De la gripe del 18 se sabe mucho. Es con diferencia la pandemia histórica mejor estudiada por los virólogos porque sucedió hace relativamente poco tiempo, hay innumerables fuentes y los médicos de la época se encargaron de tomar infinidad de notas y de elaborar detallados informes sobre la sintomatología y la evolución de la enfermedad en decenas de miles de pacientes.
Para otras grandes epidemias como la peste de Justiniano del siglo VI, la peste negra del siglo XIV o las grandes pandemias de cólera del siglo XIX no tenemos ni tanta ni tan buena información.
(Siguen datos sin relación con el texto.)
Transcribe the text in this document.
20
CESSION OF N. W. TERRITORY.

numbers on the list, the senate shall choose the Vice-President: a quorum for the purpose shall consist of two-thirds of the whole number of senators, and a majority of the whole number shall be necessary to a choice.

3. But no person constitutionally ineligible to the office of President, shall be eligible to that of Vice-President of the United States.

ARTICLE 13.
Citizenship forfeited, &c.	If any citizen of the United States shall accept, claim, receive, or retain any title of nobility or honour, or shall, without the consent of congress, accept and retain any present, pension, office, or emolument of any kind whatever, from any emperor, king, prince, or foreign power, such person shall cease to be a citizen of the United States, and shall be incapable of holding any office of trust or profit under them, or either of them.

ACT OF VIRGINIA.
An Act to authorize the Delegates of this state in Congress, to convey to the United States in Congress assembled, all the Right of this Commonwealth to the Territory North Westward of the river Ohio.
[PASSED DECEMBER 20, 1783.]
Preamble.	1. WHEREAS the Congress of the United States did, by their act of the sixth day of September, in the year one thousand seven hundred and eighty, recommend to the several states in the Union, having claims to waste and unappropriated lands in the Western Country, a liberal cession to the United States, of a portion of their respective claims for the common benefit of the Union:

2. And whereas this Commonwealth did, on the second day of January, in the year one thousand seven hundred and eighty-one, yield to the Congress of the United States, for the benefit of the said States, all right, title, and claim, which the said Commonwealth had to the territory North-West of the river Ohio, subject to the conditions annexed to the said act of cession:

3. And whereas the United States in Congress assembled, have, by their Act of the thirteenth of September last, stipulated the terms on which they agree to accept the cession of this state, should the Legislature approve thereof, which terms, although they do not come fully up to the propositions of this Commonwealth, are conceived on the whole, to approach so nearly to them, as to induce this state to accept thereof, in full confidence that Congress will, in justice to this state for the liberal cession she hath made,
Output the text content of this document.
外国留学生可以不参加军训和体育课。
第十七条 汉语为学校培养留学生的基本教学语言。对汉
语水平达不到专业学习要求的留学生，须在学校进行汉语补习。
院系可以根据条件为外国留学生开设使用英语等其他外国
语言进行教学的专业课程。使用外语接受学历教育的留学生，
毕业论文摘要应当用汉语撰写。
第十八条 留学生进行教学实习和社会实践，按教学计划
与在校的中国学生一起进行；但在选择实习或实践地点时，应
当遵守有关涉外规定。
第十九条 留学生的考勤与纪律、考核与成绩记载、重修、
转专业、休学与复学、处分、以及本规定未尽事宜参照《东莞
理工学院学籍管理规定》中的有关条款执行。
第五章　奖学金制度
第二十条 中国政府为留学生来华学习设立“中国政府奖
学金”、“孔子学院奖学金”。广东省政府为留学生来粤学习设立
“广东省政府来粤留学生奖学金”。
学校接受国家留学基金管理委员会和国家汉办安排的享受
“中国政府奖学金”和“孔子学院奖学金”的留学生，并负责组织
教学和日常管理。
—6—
A principios del siglo XX la virología andaba aún en pañales, pero la microbiología ya estaba muy consolidada. En Francia Louis Pasteur ya había enunciado sus teorías sobre los gérmenes. En Alemania Robert Koch había publicado sus postulados en los que aseguraba que las enfermedades estaban causadas por agentes patógenos específicos y Ferdinand Cohn había clasificado por vez primera las bacterias de un modo taxonómico. Pero una bacteria no es un virus y la gripe que estallaría en el invierno de 1918 estaba provocada por un virus. Pasteur en su teoría de las enfermedades afirmaba que todas estaban provocadas por organismo minúsculos que sólo podían verse a través de un microscopio. Lo que Pasteur no podía imaginar es que algo tan retorcido como un virus podía llegar a existir. Cuando se puso a estudiar la rabia, una enfermedad de origen vírico, estuvo buscando las bacterias que la provocaban, pero no dio con ellas, de modo que supuso que se trataba de unas bacterias muy pequeñas que no podía ver porque su microscopio no daba más de sí. Ese misterio espoleó la curiosidad de otros científicos de finales del siglo XIX que se pusieron a investigar una serie de enfermedades en las que, como con la rabia, las bacterias no comparecían ante la lente del microscopio. Así fue como entre varios científicos de varios países, gente muy porfiada como el holandés Martinus Beijerinck, el inglés Frederick Twort y el ruso Dimitri Ivanovski, se descubrieron los virus.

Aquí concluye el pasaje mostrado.